Zur Rüge der mangelhaften Aufklärung über Behandlungsalternativen stellte der Sachverständige bereits fest, dass keine im Heilungserfolg gleichwertigen Behandlungsmöglichkeiten zur Verfügung standen.

Allerdings rügte das Gericht, dass dem Kläger nicht ausreichend Bedenkzeit eingeräumt worden war (§ 630e Abs. 2 Satz 1 Nr. 2 BGB). Daher war seine Einwilligung unwirksam. Eine wohlüberlegte Entscheidung könne nur treffen, wer ausreichend Zeit zum Überlegen hat. Wenn der Patient unmittelbar im Anschluss an die Aufklärung zur Unterschrift unter die Einwilligungserklärung bewegt werde, reiche dieser Zeitraum nicht aus. Ein Patient stehe dann noch stark unter dem Eindruck vieler ihm voraussichtlich unbekannter und schwer verständlicher Informationen.

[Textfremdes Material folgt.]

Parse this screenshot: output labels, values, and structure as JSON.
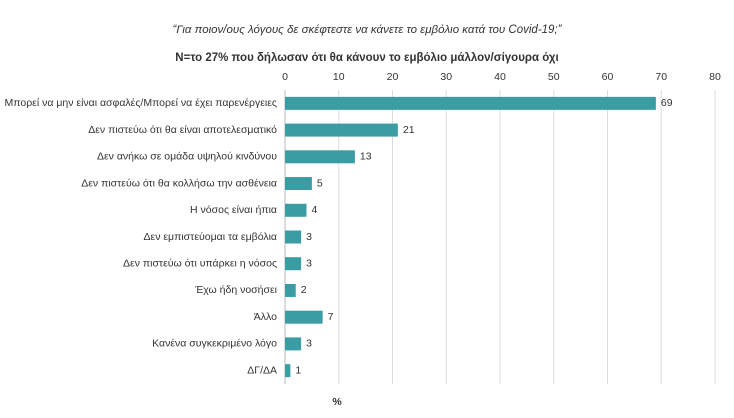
{
  "chart_data": {
    "type": "bar",
    "orientation": "horizontal",
    "title": "“Για ποιον/ους λόγους δε σκέφτεστε να κάνετε το εμβόλιο κατά του Covid-19;”",
    "subtitle": "Ν=το 27% που δήλωσαν ότι θα κάνουν το εμβόλιο μάλλον/σίγουρα όχι",
    "x_label": "%",
    "categories": [
      "Μπορεί να μην είναι ασφαλές/Μπορεί να έχει παρενέργειες",
      "Δεν πιστεύω ότι θα είναι αποτελεσματικό",
      "Δεν ανήκω σε ομάδα υψηλού κινδύνου",
      "Δεν πιστεύω ότι θα κολλήσω την ασθένεια",
      "Η νόσος είναι ήπια",
      "Δεν εμπιστεύομαι τα εμβόλια",
      "Δεν πιστεύω ότι υπάρκει η νόσος",
      "Έχω ήδη νοσήσει",
      "Άλλο",
      "Κανένα συγκεκριμένο λόγο",
      "ΔΓ/ΔΑ"
    ],
    "values": [
      69,
      21,
      13,
      5,
      4,
      3,
      3,
      2,
      7,
      3,
      1
    ],
    "color": "#3b9da3",
    "xlim": [
      0,
      80
    ],
    "xticks": [
      0,
      10,
      20,
      30,
      40,
      50,
      60,
      70,
      80
    ],
    "grid": true
  }
}
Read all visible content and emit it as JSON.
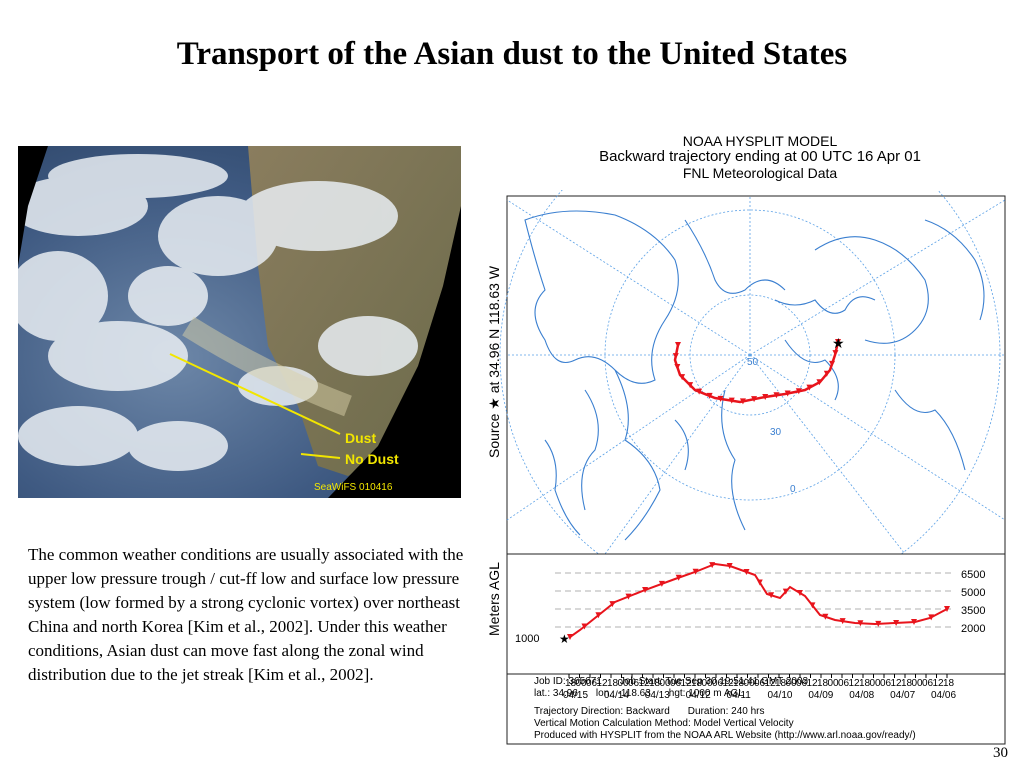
{
  "slide": {
    "title": "Transport of the Asian dust to the United States",
    "page_number": "30",
    "body_text": "The common weather conditions are usually associated with the upper low pressure trough / cut-ff low and surface low pressure system (low formed by a strong cyclonic vortex) over northeast China and north Korea [Kim et al., 2002]. Under this weather conditions, Asian dust can move fast along the zonal wind distribution due to the jet streak [Kim et al., 2002]."
  },
  "satellite": {
    "dust_label": "Dust",
    "no_dust_label": "No Dust",
    "caption": "SeaWiFS 010416",
    "line_color": "#f2e600"
  },
  "hysplit": {
    "title": "NOAA HYSPLIT MODEL",
    "subtitle": "Backward trajectory ending at 00 UTC 16 Apr 01",
    "data_source": "FNL  Meteorological Data",
    "source_label": "Source ★ at   34.96 N  118.63 W",
    "map_latitude_labels": [
      "50",
      "30",
      "0"
    ],
    "height_axis_label": "Meters AGL",
    "height_ticks": [
      "6500",
      "5000",
      "3500",
      "2000"
    ],
    "start_height": "1000",
    "time_ticks": [
      "18",
      "00",
      "06",
      "12"
    ],
    "dates": [
      "04/15",
      "04/14",
      "04/13",
      "04/12",
      "04/11",
      "04/10",
      "04/09",
      "04/08",
      "04/07",
      "04/06"
    ],
    "info": {
      "job_id": "Job ID: 365671",
      "job_start": "Job Start: Tue Sep 30 19:51:41 GMT 2003",
      "lat": "lat.: 34.96",
      "lon": "lon.: -118.63",
      "hgt": "hgt: 1000 m AGL",
      "direction": "Trajectory Direction: Backward",
      "duration": "Duration: 240 hrs",
      "vertical_motion": "Vertical Motion Calculation Method: Model Vertical Velocity",
      "produced": "Produced with HYSPLIT from the NOAA ARL Website (http://www.arl.noaa.gov/ready/)"
    },
    "colors": {
      "trajectory": "#e8141c",
      "map": "#3a7fd0",
      "grid": "#5aa0e6"
    }
  }
}
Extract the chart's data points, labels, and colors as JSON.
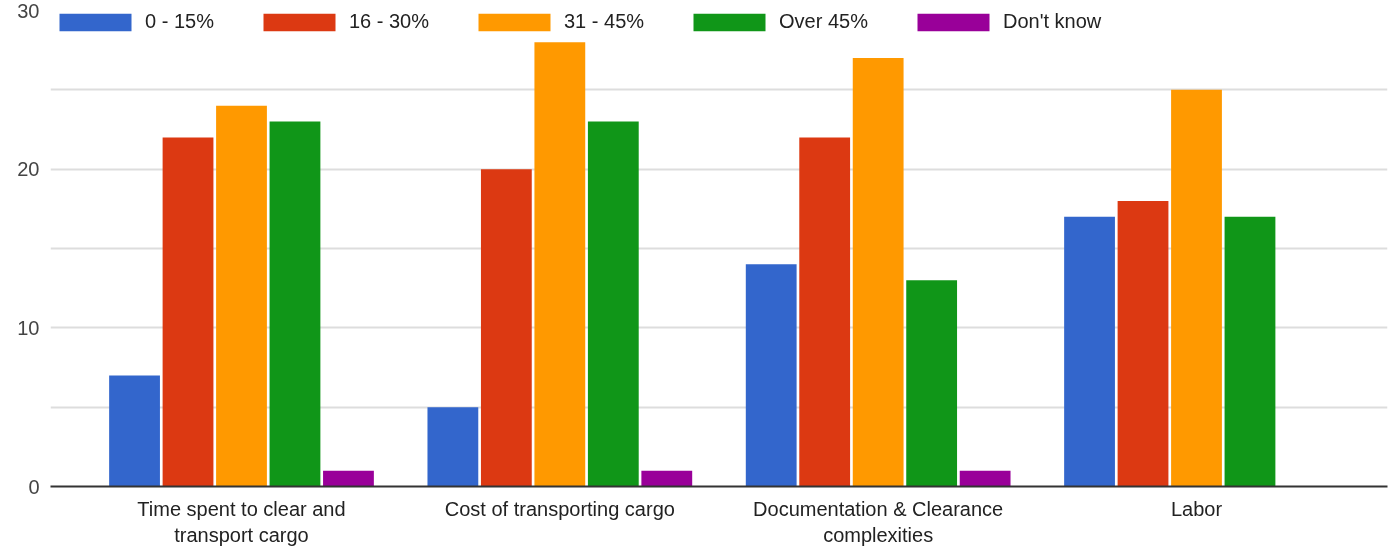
{
  "chart_data": {
    "type": "bar",
    "categories": [
      "Time spent to clear and transport cargo",
      "Cost of transporting cargo",
      "Documentation & Clearance complexities",
      "Labor"
    ],
    "series": [
      {
        "name": "0 - 15%",
        "color": "#3366cc",
        "values": [
          7,
          5,
          14,
          17
        ]
      },
      {
        "name": "16 - 30%",
        "color": "#dc3912",
        "values": [
          22,
          20,
          22,
          18
        ]
      },
      {
        "name": "31 - 45%",
        "color": "#ff9900",
        "values": [
          24,
          28,
          27,
          25
        ]
      },
      {
        "name": "Over 45%",
        "color": "#109618",
        "values": [
          23,
          23,
          13,
          17
        ]
      },
      {
        "name": "Don't know",
        "color": "#990099",
        "values": [
          1,
          1,
          1,
          0
        ]
      }
    ],
    "ylim": [
      0,
      30
    ],
    "yticks": [
      0,
      {
        "value": 5,
        "label": null
      },
      10,
      {
        "value": 15,
        "label": null
      },
      20,
      {
        "value": 25,
        "label": null
      },
      30
    ],
    "grid": "y",
    "legend": "top left"
  }
}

Die Mitwirkung des Klägers bei der stationären Aufnahme stelle auch keine konkludente Einwilligungserklärung dar. Dem Patienten fehle es an dem notwendigen Erklärungsbewusstsein. Andererseits könne das Krankenhaus dem Verhalten des Patienten keinen Erklärungswert beimessen, solange beiden das Bewusstsein der Unwirksamkeit der Einwilligung fehlt.